Instruction in a Information Snacking Culture
Posted by RK Prasad on Tuesday, February 23, 2010 @ 05:14 AM
My response is a bit off tangent. Please bear with me and read on…
A snack in Western culture (and in most other cultures) is a type of food not meant to be eaten as a main meal of the day, but to assuage a person’s hunger between meals, providing a brief supply of energy to the body. The term may also refer to a food item consumed between meals purely for the enjoyment of its taste. (http://en.wikipedia.org/wiki/Snack_food)
Quoting from Dr. Patrick Nemechek’s blog, “For every 100 calories difference in your diet, your weight will go up or down approximately 10 pounds in the course of 1 year. If you think about it, that’s the rate at which many of us put on the weight in the course of a year.
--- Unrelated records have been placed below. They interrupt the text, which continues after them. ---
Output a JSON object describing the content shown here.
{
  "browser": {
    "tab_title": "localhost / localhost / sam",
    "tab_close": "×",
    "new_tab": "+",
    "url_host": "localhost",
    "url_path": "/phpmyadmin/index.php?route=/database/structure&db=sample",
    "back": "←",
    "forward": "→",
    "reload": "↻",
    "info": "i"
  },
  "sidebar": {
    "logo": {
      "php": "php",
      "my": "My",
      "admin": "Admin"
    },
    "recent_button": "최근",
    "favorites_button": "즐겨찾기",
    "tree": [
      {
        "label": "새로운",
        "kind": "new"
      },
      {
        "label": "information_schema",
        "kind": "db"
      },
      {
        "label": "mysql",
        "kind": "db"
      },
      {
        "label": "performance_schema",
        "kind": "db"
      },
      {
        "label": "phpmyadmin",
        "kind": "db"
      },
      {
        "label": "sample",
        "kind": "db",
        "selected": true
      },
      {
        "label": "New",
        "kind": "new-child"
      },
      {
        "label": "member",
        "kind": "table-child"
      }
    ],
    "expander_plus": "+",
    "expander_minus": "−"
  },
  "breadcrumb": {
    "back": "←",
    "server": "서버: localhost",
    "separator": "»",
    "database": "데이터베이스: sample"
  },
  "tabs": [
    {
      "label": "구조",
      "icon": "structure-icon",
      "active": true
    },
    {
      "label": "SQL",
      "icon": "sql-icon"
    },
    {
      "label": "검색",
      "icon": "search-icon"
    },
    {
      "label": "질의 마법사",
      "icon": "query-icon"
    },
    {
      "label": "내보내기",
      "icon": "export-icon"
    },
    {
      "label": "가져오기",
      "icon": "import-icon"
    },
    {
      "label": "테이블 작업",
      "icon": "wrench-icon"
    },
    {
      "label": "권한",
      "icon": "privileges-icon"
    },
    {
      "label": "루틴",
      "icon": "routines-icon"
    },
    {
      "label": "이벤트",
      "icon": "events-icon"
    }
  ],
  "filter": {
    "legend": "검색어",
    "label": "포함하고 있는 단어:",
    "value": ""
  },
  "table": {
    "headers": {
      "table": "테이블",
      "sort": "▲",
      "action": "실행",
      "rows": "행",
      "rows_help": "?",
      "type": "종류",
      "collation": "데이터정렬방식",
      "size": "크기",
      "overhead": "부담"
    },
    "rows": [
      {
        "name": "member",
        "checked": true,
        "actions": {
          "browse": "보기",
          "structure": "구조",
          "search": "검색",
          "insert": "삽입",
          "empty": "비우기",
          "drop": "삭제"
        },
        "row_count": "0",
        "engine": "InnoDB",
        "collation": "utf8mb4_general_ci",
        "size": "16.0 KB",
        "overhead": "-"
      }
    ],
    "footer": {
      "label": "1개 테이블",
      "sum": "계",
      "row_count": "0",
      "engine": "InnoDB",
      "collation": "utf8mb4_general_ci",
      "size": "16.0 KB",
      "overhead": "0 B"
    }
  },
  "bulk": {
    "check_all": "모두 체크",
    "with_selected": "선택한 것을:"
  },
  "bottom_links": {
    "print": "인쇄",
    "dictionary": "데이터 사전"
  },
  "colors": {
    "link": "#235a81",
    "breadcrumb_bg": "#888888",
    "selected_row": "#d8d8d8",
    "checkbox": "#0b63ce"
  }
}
Eating 100-200 calories per day is equal in calories to about 1 snack per day!” it is clear that snacks have a very detrimental effect on one’s health by insidiously increasing body weight, resulting in many health maladies like hypertension, diabetics, cardiac disease.
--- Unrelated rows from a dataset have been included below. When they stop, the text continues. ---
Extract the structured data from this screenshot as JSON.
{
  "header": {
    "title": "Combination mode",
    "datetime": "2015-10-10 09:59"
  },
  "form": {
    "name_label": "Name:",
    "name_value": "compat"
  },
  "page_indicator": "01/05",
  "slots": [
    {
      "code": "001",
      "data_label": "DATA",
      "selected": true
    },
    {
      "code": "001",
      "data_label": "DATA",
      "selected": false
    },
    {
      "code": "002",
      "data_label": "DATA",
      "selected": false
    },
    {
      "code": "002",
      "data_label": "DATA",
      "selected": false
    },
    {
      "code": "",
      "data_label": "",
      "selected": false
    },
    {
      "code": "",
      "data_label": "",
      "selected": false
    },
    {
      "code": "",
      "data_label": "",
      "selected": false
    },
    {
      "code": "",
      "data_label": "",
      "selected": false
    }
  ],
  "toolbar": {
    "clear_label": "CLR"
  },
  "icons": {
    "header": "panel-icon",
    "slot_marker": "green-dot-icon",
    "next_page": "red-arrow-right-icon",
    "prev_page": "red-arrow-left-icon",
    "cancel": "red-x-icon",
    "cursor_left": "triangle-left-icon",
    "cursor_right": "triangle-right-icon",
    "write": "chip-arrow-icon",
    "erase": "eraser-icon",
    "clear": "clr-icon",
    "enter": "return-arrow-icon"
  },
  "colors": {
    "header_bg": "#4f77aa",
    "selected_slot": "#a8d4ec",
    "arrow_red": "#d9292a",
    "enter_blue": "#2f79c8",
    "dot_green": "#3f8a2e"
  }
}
If we start substituting snacks for proper meals, we don’t need the good doctor’s diagnosis of what will happen to our health and well-being. We can predict it ourselves. At best, a snack may be consumed for the enjoyment of its taste, that too infrequently and in the smallest of portions, definitely not the Dagwood-typeJ. We need well-balanced meals, a major portion comprising unappetizing things like raw vegetables to maintain good health. We should not lose sight of the fact that we eat to live and not to enjoy the taste of what we eat.
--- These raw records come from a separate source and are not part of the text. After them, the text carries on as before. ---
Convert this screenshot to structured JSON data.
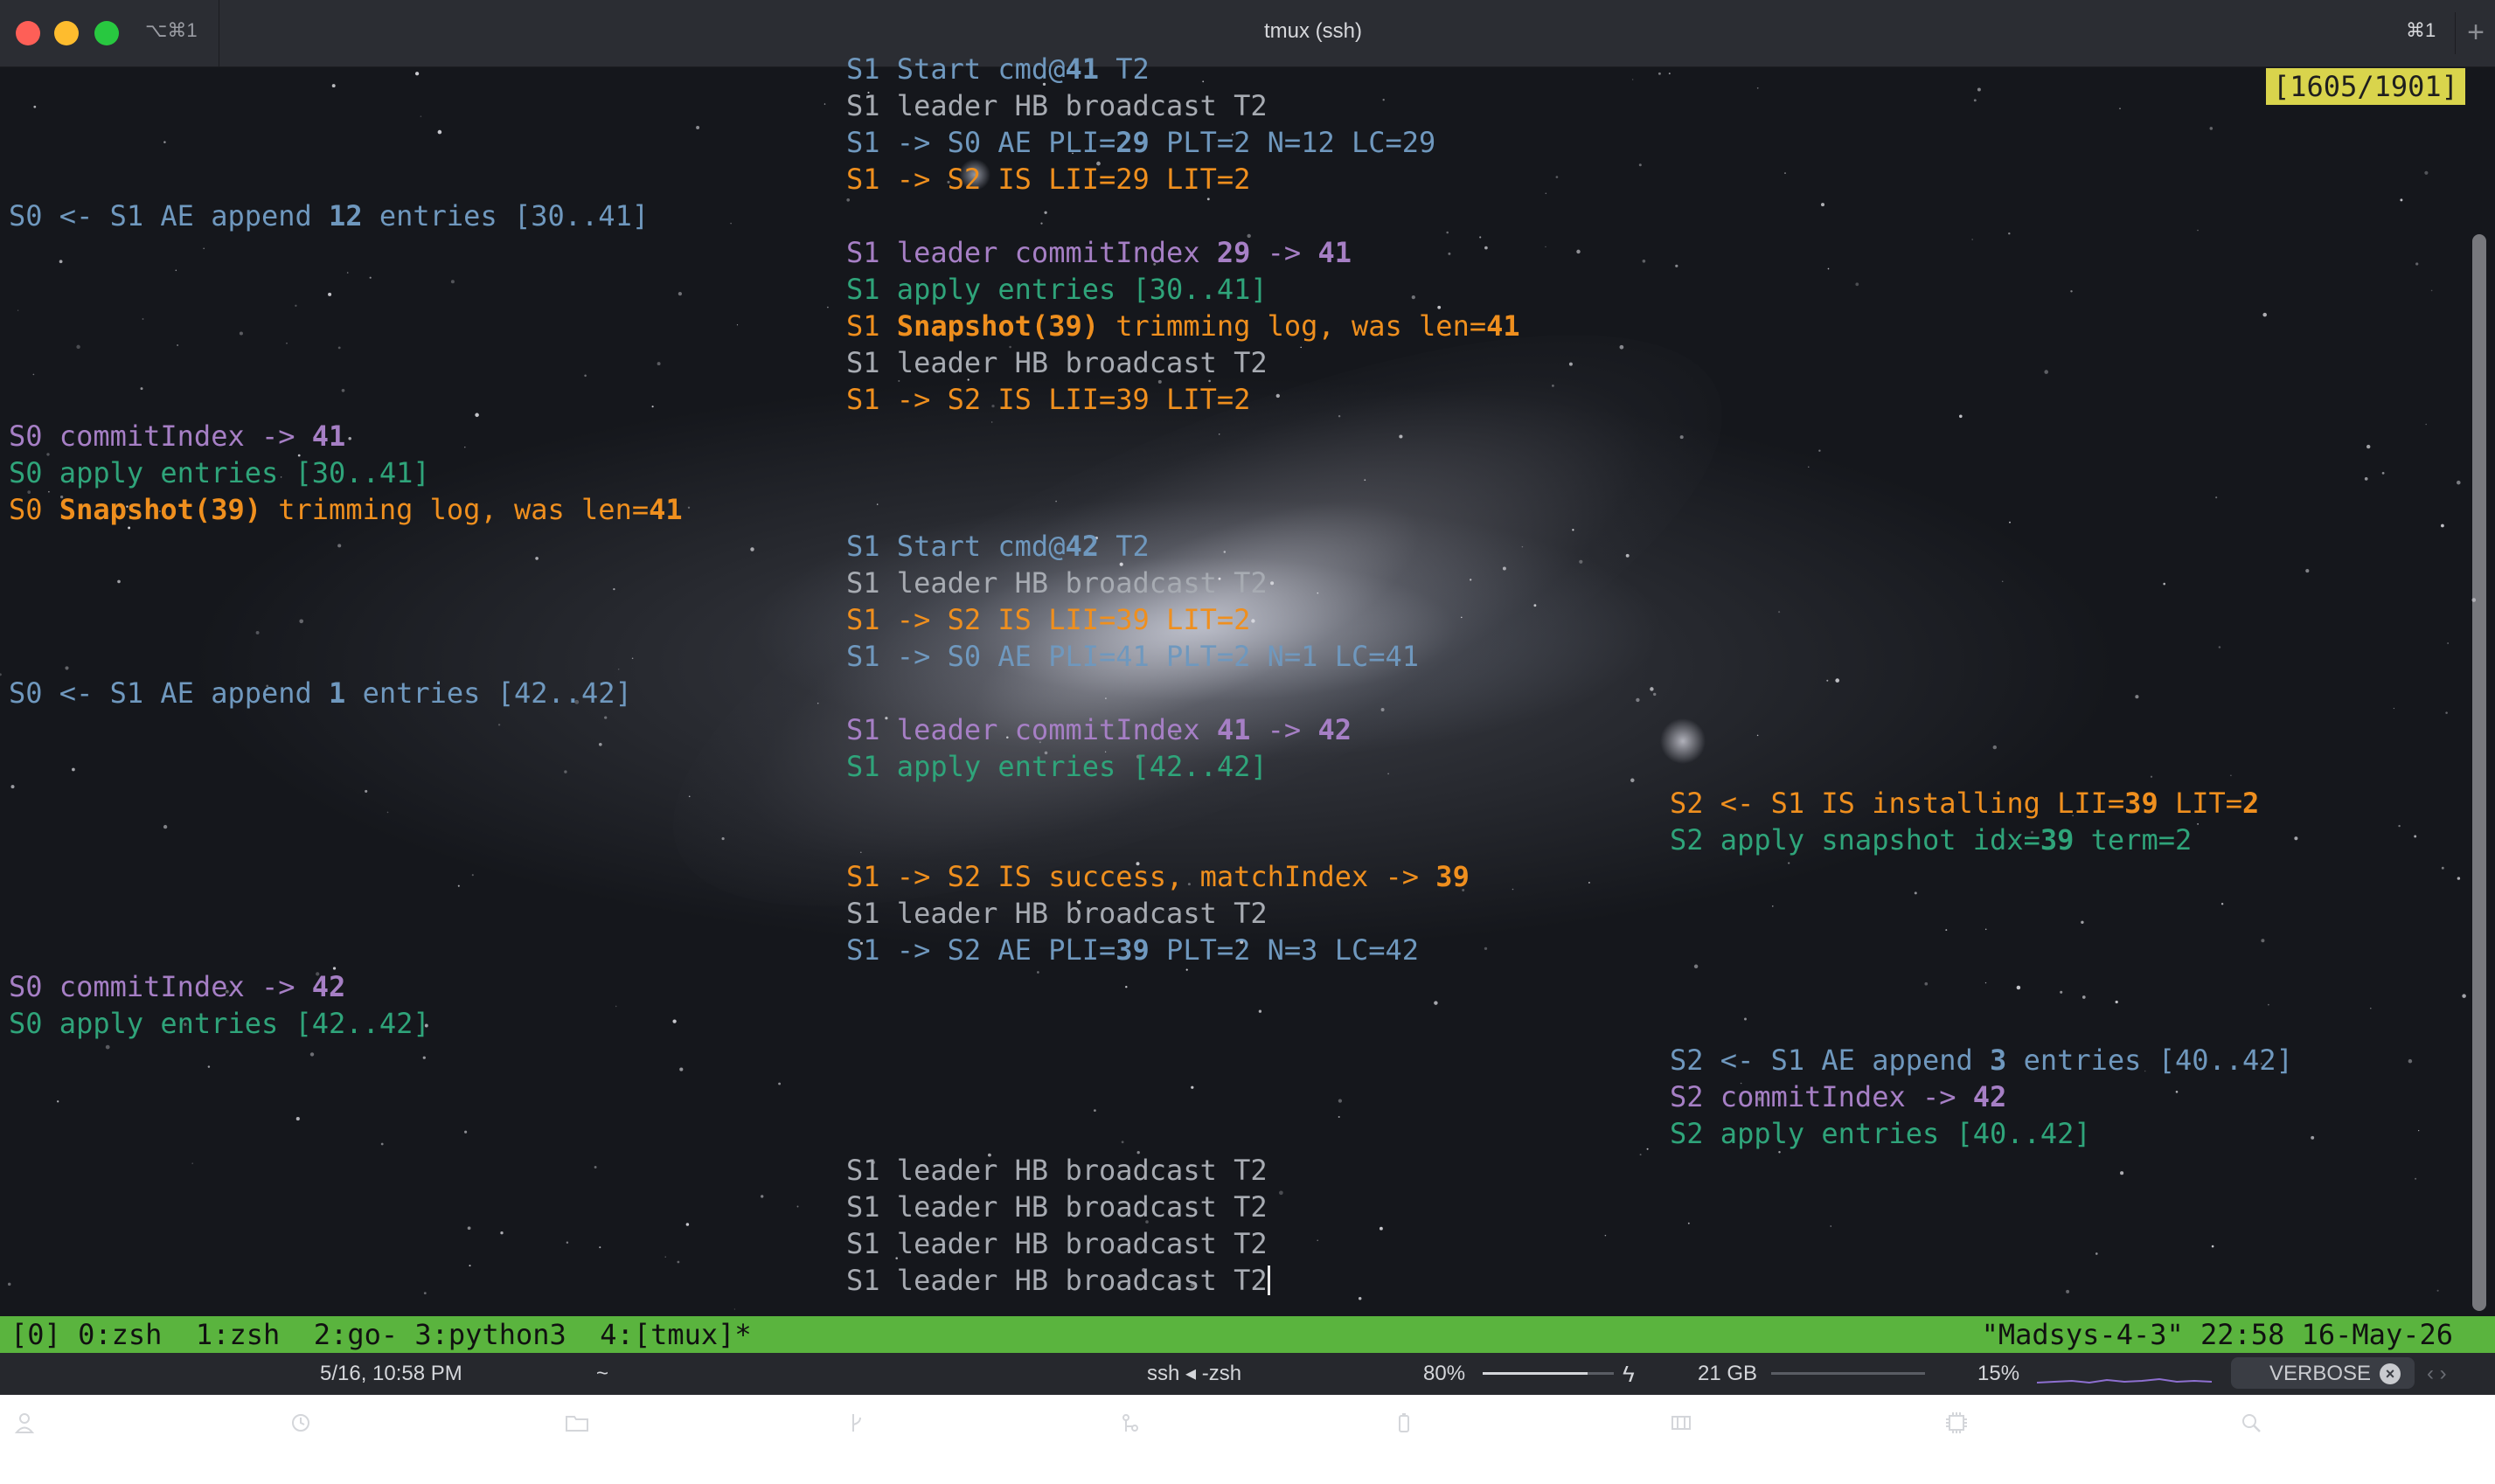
{
  "window": {
    "tab_shortcut": "⌥⌘1",
    "title": "tmux (ssh)",
    "right_shortcut": "⌘1",
    "new_tab_symbol": "+"
  },
  "terminal": {
    "position_indicator": "[1605/1901]",
    "lines": [
      {
        "col": "mid",
        "row": 0,
        "segs": [
          {
            "t": "S1 Start cmd@",
            "c": "blue"
          },
          {
            "t": "41",
            "c": "blue",
            "b": true
          },
          {
            "t": " T2",
            "c": "blue"
          }
        ]
      },
      {
        "col": "mid",
        "row": 1,
        "segs": [
          {
            "t": "S1 leader HB broadcast T2",
            "c": "grey"
          }
        ]
      },
      {
        "col": "mid",
        "row": 2,
        "segs": [
          {
            "t": "S1 -> S0 AE PLI=",
            "c": "blue"
          },
          {
            "t": "29",
            "c": "blue",
            "b": true
          },
          {
            "t": " PLT=2 N=12 LC=29",
            "c": "blue"
          }
        ]
      },
      {
        "col": "mid",
        "row": 3,
        "segs": [
          {
            "t": "S1 -> S2 IS LII=29 LIT=2",
            "c": "orange"
          }
        ]
      },
      {
        "col": "left",
        "row": 4,
        "segs": [
          {
            "t": "S0 <- S1 AE append ",
            "c": "blue"
          },
          {
            "t": "12",
            "c": "blue",
            "b": true
          },
          {
            "t": " entries [30..41]",
            "c": "blue"
          }
        ]
      },
      {
        "col": "mid",
        "row": 5,
        "segs": [
          {
            "t": "S1 leader commitIndex ",
            "c": "purple"
          },
          {
            "t": "29",
            "c": "purple",
            "b": true
          },
          {
            "t": " -> ",
            "c": "purple"
          },
          {
            "t": "41",
            "c": "purple",
            "b": true
          }
        ]
      },
      {
        "col": "mid",
        "row": 6,
        "segs": [
          {
            "t": "S1 apply entries [30..41]",
            "c": "green"
          }
        ]
      },
      {
        "col": "mid",
        "row": 7,
        "segs": [
          {
            "t": "S1 ",
            "c": "orange"
          },
          {
            "t": "Snapshot(39)",
            "c": "orange",
            "b": true
          },
          {
            "t": " trimming log, was len=",
            "c": "orange"
          },
          {
            "t": "41",
            "c": "orange",
            "b": true
          }
        ]
      },
      {
        "col": "mid",
        "row": 8,
        "segs": [
          {
            "t": "S1 leader HB broadcast T2",
            "c": "grey"
          }
        ]
      },
      {
        "col": "mid",
        "row": 9,
        "segs": [
          {
            "t": "S1 -> S2 IS LII=39 LIT=2",
            "c": "orange"
          }
        ]
      },
      {
        "col": "left",
        "row": 10,
        "segs": [
          {
            "t": "S0 commitIndex -> ",
            "c": "purple"
          },
          {
            "t": "41",
            "c": "purple",
            "b": true
          }
        ]
      },
      {
        "col": "left",
        "row": 11,
        "segs": [
          {
            "t": "S0 apply entries [30..41]",
            "c": "green"
          }
        ]
      },
      {
        "col": "left",
        "row": 12,
        "segs": [
          {
            "t": "S0 ",
            "c": "orange"
          },
          {
            "t": "Snapshot(39)",
            "c": "orange",
            "b": true
          },
          {
            "t": " trimming log, was len=",
            "c": "orange"
          },
          {
            "t": "41",
            "c": "orange",
            "b": true
          }
        ]
      },
      {
        "col": "mid",
        "row": 13,
        "segs": [
          {
            "t": "S1 Start cmd@",
            "c": "blue"
          },
          {
            "t": "42",
            "c": "blue",
            "b": true
          },
          {
            "t": " T2",
            "c": "blue"
          }
        ]
      },
      {
        "col": "mid",
        "row": 14,
        "segs": [
          {
            "t": "S1 leader HB broadcast T2",
            "c": "grey"
          }
        ]
      },
      {
        "col": "mid",
        "row": 15,
        "segs": [
          {
            "t": "S1 -> S2 IS LII=39 LIT=2",
            "c": "orange"
          }
        ]
      },
      {
        "col": "mid",
        "row": 16,
        "segs": [
          {
            "t": "S1 -> S0 AE PLI=41 PLT=2 N=1 LC=41",
            "c": "blue"
          }
        ]
      },
      {
        "col": "left",
        "row": 17,
        "segs": [
          {
            "t": "S0 <- S1 AE append ",
            "c": "blue"
          },
          {
            "t": "1",
            "c": "blue",
            "b": true
          },
          {
            "t": " entries [42..42]",
            "c": "blue"
          }
        ]
      },
      {
        "col": "mid",
        "row": 18,
        "segs": [
          {
            "t": "S1 leader commitIndex ",
            "c": "purple"
          },
          {
            "t": "41",
            "c": "purple",
            "b": true
          },
          {
            "t": " -> ",
            "c": "purple"
          },
          {
            "t": "42",
            "c": "purple",
            "b": true
          }
        ]
      },
      {
        "col": "mid",
        "row": 19,
        "segs": [
          {
            "t": "S1 apply entries [42..42]",
            "c": "green"
          }
        ]
      },
      {
        "col": "right",
        "row": 20,
        "segs": [
          {
            "t": "S2 <- S1 IS installing LII=",
            "c": "orange"
          },
          {
            "t": "39",
            "c": "orange",
            "b": true
          },
          {
            "t": " LIT=",
            "c": "orange"
          },
          {
            "t": "2",
            "c": "orange",
            "b": true
          }
        ]
      },
      {
        "col": "right",
        "row": 21,
        "segs": [
          {
            "t": "S2 apply snapshot idx=",
            "c": "green"
          },
          {
            "t": "39",
            "c": "green",
            "b": true
          },
          {
            "t": " term=2",
            "c": "green"
          }
        ]
      },
      {
        "col": "mid",
        "row": 22,
        "segs": [
          {
            "t": "S1 -> S2 IS success, matchIndex -> ",
            "c": "orange"
          },
          {
            "t": "39",
            "c": "orange",
            "b": true
          }
        ]
      },
      {
        "col": "mid",
        "row": 23,
        "segs": [
          {
            "t": "S1 leader HB broadcast T2",
            "c": "grey"
          }
        ]
      },
      {
        "col": "mid",
        "row": 24,
        "segs": [
          {
            "t": "S1 -> S2 AE PLI=",
            "c": "blue"
          },
          {
            "t": "39",
            "c": "blue",
            "b": true
          },
          {
            "t": " PLT=2 N=3 LC=42",
            "c": "blue"
          }
        ]
      },
      {
        "col": "left",
        "row": 25,
        "segs": [
          {
            "t": "S0 commitIndex -> ",
            "c": "purple"
          },
          {
            "t": "42",
            "c": "purple",
            "b": true
          }
        ]
      },
      {
        "col": "left",
        "row": 26,
        "segs": [
          {
            "t": "S0 apply entries [42..42]",
            "c": "green"
          }
        ]
      },
      {
        "col": "right",
        "row": 27,
        "segs": [
          {
            "t": "S2 <- S1 AE append ",
            "c": "blue"
          },
          {
            "t": "3",
            "c": "blue",
            "b": true
          },
          {
            "t": " entries [40..42]",
            "c": "blue"
          }
        ]
      },
      {
        "col": "right",
        "row": 28,
        "segs": [
          {
            "t": "S2 commitIndex -> ",
            "c": "purple"
          },
          {
            "t": "42",
            "c": "purple",
            "b": true
          }
        ]
      },
      {
        "col": "right",
        "row": 29,
        "segs": [
          {
            "t": "S2 apply entries [40..42]",
            "c": "green"
          }
        ]
      },
      {
        "col": "mid",
        "row": 30,
        "segs": [
          {
            "t": "S1 leader HB broadcast T2",
            "c": "grey"
          }
        ]
      },
      {
        "col": "mid",
        "row": 31,
        "segs": [
          {
            "t": "S1 leader HB broadcast T2",
            "c": "grey"
          }
        ]
      },
      {
        "col": "mid",
        "row": 32,
        "segs": [
          {
            "t": "S1 leader HB broadcast T2",
            "c": "grey"
          }
        ]
      },
      {
        "col": "mid",
        "row": 33,
        "segs": [
          {
            "t": "S1 leader HB broadcast T2",
            "c": "grey"
          }
        ],
        "cursor": true
      }
    ]
  },
  "tmux": {
    "left": "[0] 0:zsh  1:zsh  2:go- 3:python3  4:[tmux]*",
    "right": "\"Madsys-4-3\" 22:58 16-May-26"
  },
  "statusbar": {
    "datetime": "5/16, 10:58 PM",
    "directory": "~",
    "session": "ssh ◂ -zsh",
    "battery": "80%",
    "memory": "21 GB",
    "cpu": "15%",
    "search_value": "VERBOSE",
    "battery_level": 0.8,
    "cpu_level": 0.15
  },
  "colors": {
    "grey": "#a7abb2",
    "blue": "#6f98be",
    "purple": "#a67fc5",
    "green": "#2fa47a",
    "orange": "#ef8f1e",
    "tmux_bar": "#5ab43e",
    "indicator": "#d9d44c"
  }
}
Continuing in the same line of thinking, if we think that we can substitute serious, focused study that involves hours of hard work to gain deep insights into a subject with “knowledge” gained from twittering or similar kinds of exchanges in social networking, we are fooling ourselves. It applies to e-learning too, a domain in which our company operates. In my last month’s blog, Learning Predictions – 2010, I mentioned the increasing demand for quick-fix learning solutions. Organizations are asking for more learning “pills” rather than instructionally sound comprehensive e-learning courses that have been subjected to adhere to robust learning design principles and processes. Well, Alvin Toffler predicted this craving for impermanence and shortcuts decades ago. It is now every much here, whether we like it or not.
So, what do we do, as learning professionals? Our professional values and ethics will guide us. We will have to advise our customers what is best for them in the long run, what is important but not urgent.
In the language of arithmetical ratios, a snack is to nutrition is as twittering is to learning.
Thank you for reading my blog and for sharing your comments.